I know, obviously, what it’s like to be postictal. Sleeping after a seizure is normal for me, as are headaches, nausea, and vomiting. But I’d never experienced anything like this. Painkillers wouldn’t appease my pounding head, I felt so nauseated that curling up in fetal position was the only way I could achieve any degree of comfort, and I threw up fifteen or so times over the course of the night and the next day despite the fact that I hadn’t eaten anything (gross, I know). I tried getting up a few times, but it was just too hard to keep my eyes open. For a while I harboured the delusion that I’d be OK to go for dinner with friends—after all, in all my years with epilepsy, the postictal period had never lasted this long, and I really really really wanted to see them. At a certain point, however, I had to admit defeat, sending my husband and promptly falling back asleep as soon as he had left. It was only after twenty-four hours that I felt well enough to go to the living room for a bit, and a few hours later, I went back to bed and slept until morning. I woke up feeling miraculously normal-ish.
I’m not sure why I’m opting to post a blog entry about this postictal episode, which, while an anomaly in many respects, was nonetheless simply an extreme version of what I experience after every tonic-clonic seizure. Epilepsy awareness, I guess? A weird need to be brutally honest?

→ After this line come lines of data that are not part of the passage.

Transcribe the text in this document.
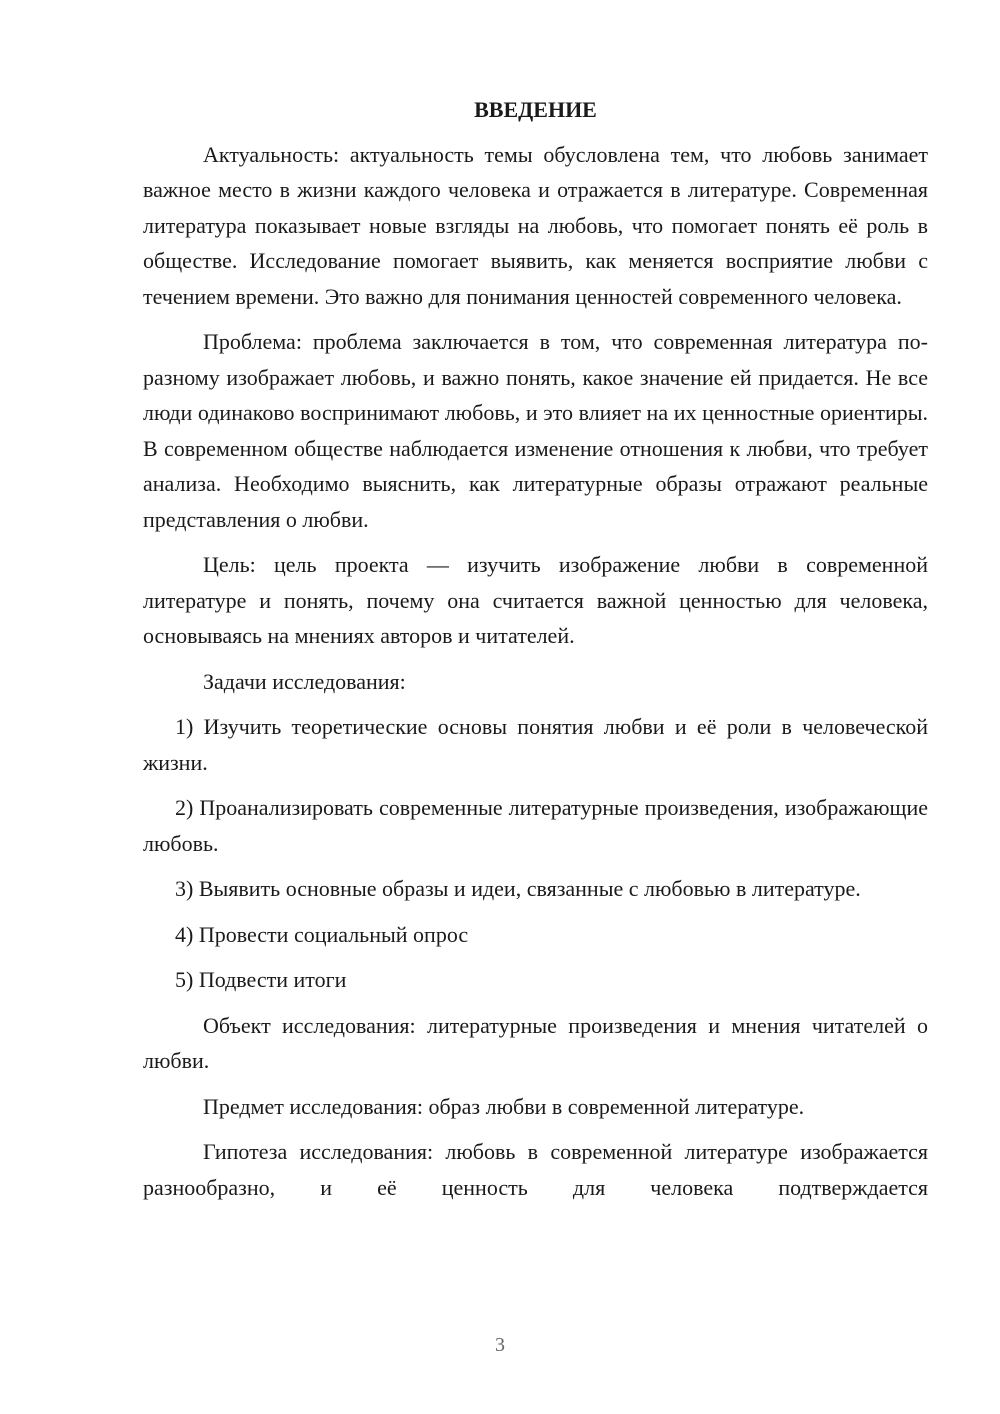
ВВЕДЕНИЕ

Актуальность: актуальность темы обусловлена тем, что любовь занимает важное место в жизни каждого человека и отражается в литературе. Современная литература показывает новые взгляды на любовь, что помогает понять её роль в обществе. Исследование помогает выявить, как меняется восприятие любви с течением времени. Это важно для понимания ценностей современного человека.

Проблема: проблема заключается в том, что современная литература по-разному изображает любовь, и важно понять, какое значение ей придается. Не все люди одинаково воспринимают любовь, и это влияет на их ценностные ориентиры. В современном обществе наблюдается изменение отношения к любви, что требует анализа. Необходимо выяснить, как литературные образы отражают реальные представления о любви.

Цель: цель проекта — изучить изображение любви в современной литературе и понять, почему она считается важной ценностью для человека, основываясь на мнениях авторов и читателей.

Задачи исследования:

1) Изучить теоретические основы понятия любви и её роли в человеческой жизни.

2) Проанализировать современные литературные произведения, изображающие любовь.

3) Выявить основные образы и идеи, связанные с любовью в литературе.

4) Провести социальный опрос

5) Подвести итоги

Объект исследования: литературные произведения и мнения читателей о любви.

Предмет исследования: образ любви в современной литературе.

Гипотеза исследования: любовь в современной литературе изображается разнообразно, и её ценность для человека подтверждается

3
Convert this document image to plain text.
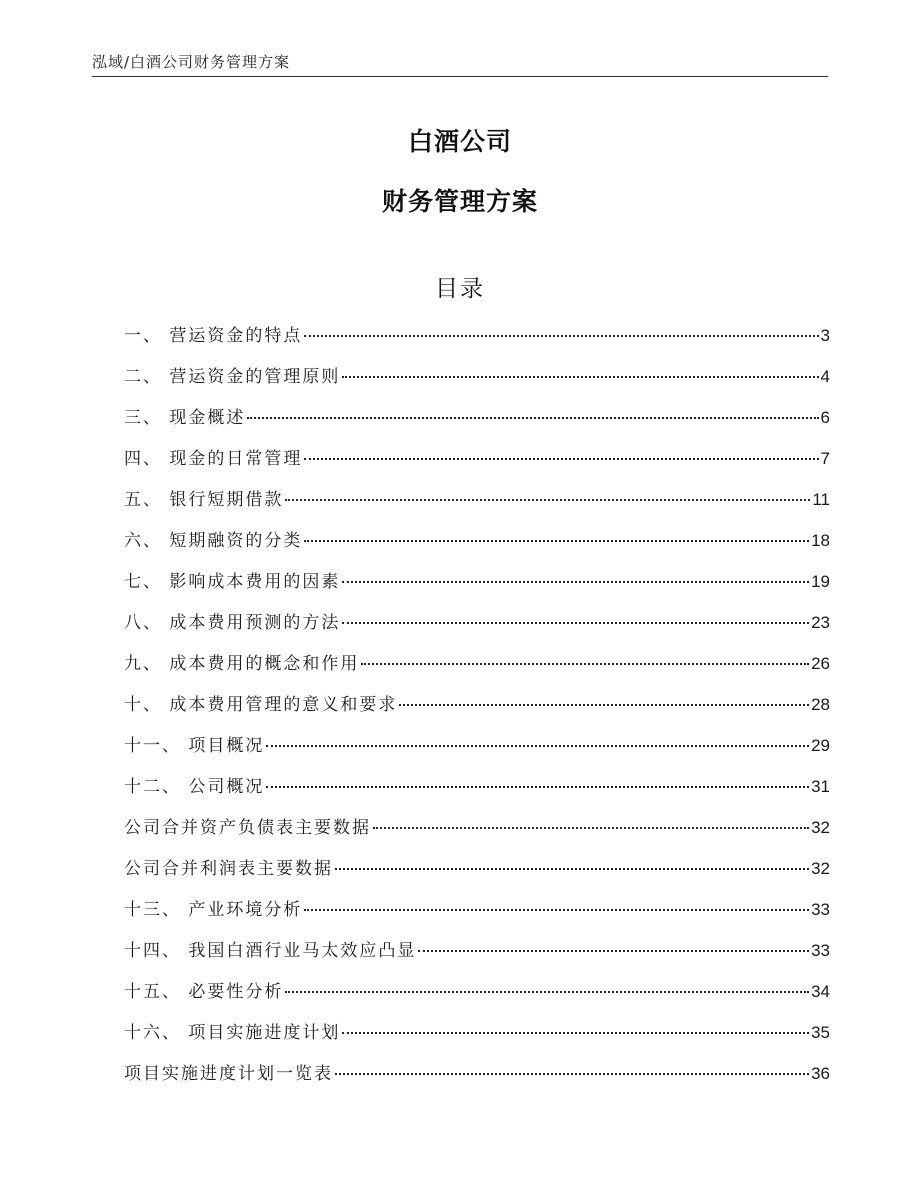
泓域/白酒公司财务管理方案
白酒公司
财务管理方案
目录
一、 营运资金的特点	3
二、 营运资金的管理原则	4
三、 现金概述	6
四、 现金的日常管理	7
五、 银行短期借款	11
六、 短期融资的分类	18
七、 影响成本费用的因素	19
八、 成本费用预测的方法	23
九、 成本费用的概念和作用	26
十、 成本费用管理的意义和要求	28
十一、 项目概况	29
十二、 公司概况	31
公司合并资产负债表主要数据	32
公司合并利润表主要数据	32
十三、 产业环境分析	33
十四、 我国白酒行业马太效应凸显	33
十五、 必要性分析	34
十六、 项目实施进度计划	35
项目实施进度计划一览表	36
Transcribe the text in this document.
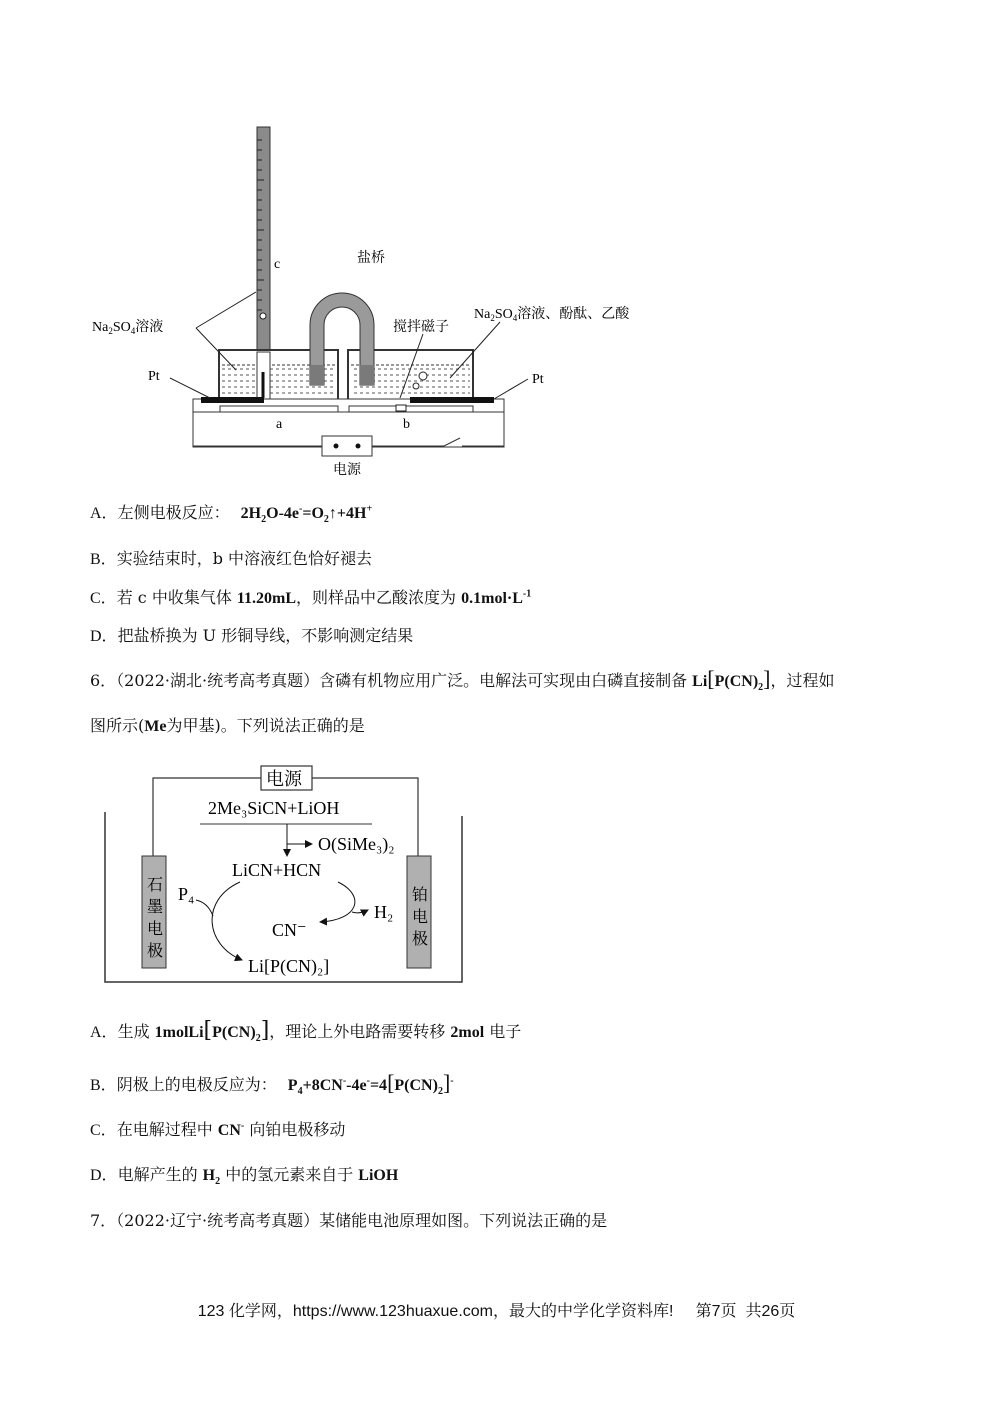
c	盐桥
$Na_2SO_4$溶液	搅拌磁子
$Na_2SO_4$溶液、酚酞、乙酸
Pt	Pt
a	b
电源
A．左侧电极反应： $2H_2O-4e^-=O_2↑+4H^+$
B．实验结束时，b 中溶液红色恰好褪去
C．若 c 中收集气体 11.20mL，则样品中乙酸浓度为 $0.1mol\cdot L^{-1}$
D．把盐桥换为 U 形铜导线，不影响测定结果
6．（2022·湖北·统考高考真题）含磷有机物应用广泛。电解法可实现由白磷直接制备 $Li[P(CN)_2]$，过程如
图所示(Me为甲基)。下列说法正确的是
电源
石
墨
电
极
铂
电
极
2Me₃SiCN+LiOH
O(SiMe₃)₂
LiCN+HCN
P₄
H₂
CN⁻
Li[P(CN)₂]
A．生成 $1molLi[P(CN)_2]$，理论上外电路需要转移 2mol 电子
B．阴极上的电极反应为： $P_4+8CN^--4e^-=4[P(CN)_2]^-$
C．在电解过程中 CN- 向铂电极移动
D．电解产生的 $H_2$ 中的氢元素来自于 LiOH
7．（2022·辽宁·统考高考真题）某储能电池原理如图。下列说法正确的是
123 化学网，https://www.123huaxue.com，最大的中学化学资料库!     第7页  共26页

I recently had a conversation with a friend about how especially in “real life” but even in my blog, I tend to gloss over the worst aspects of living with epilepsy. Not always, but often. Who wants to talk or read about vomiting and headaches and confusion and hours and hours of sleeping (especially the first item in this list) in any amount of detail? If someone asks how things are going, who expects to hear, even from a close friend, “Actually, I had a seizure last night and threw up several times. My muscles are still sore from all that convulsing, and I have a residual headache. So yeah, things kinda suck right now”?
Of course, the vast majority of the time, that’s not how I want to reply: social conventions exist for a reason, and putting it all out there in every casual interaction wouldn’t be good for me or for my relationships. But there’s also something to be said for openness, in the right circumstances. The tricky thing, I suppose, is determining what these right circumstances are.
Given that I emerged from my epic slumber on Wednesday morning, which happened to be New Year’s Eve Day (yes, this is a thing), I wasn’t sure if we’d make it out that night. However, I felt better and better as the day went on, I’m incredibly stubborn, and I was determined to celebrate this year. We thus made our way to a relatively small gathering with friends.
Though I decided in advance not to drink (not a big deal—I never consume more than half a beer these days anyways) and we vowed to leave on the early side in the interest of energy-preservation, I was still a little hesitant, mostly because after such a terrible seizure only a few days previous, I couldn’t quite shake that little voice in the back of my head reminding me that it could happen again, this time in someone else’s home in front of other people, potentially ruining New Year’s Eve and, by logical extension, all of 2015 for everyone in attendance.
It didn’t. We had a great time. I rang in the New Year with MADD-branded no-alcohol sparkling wine. We got home later than we meant to, but what can you do.
Happy New Year, y’all. Thanks for making 2014 such a successful year for my blog, and I hope that 2015 brings all good things for you and your loved ones.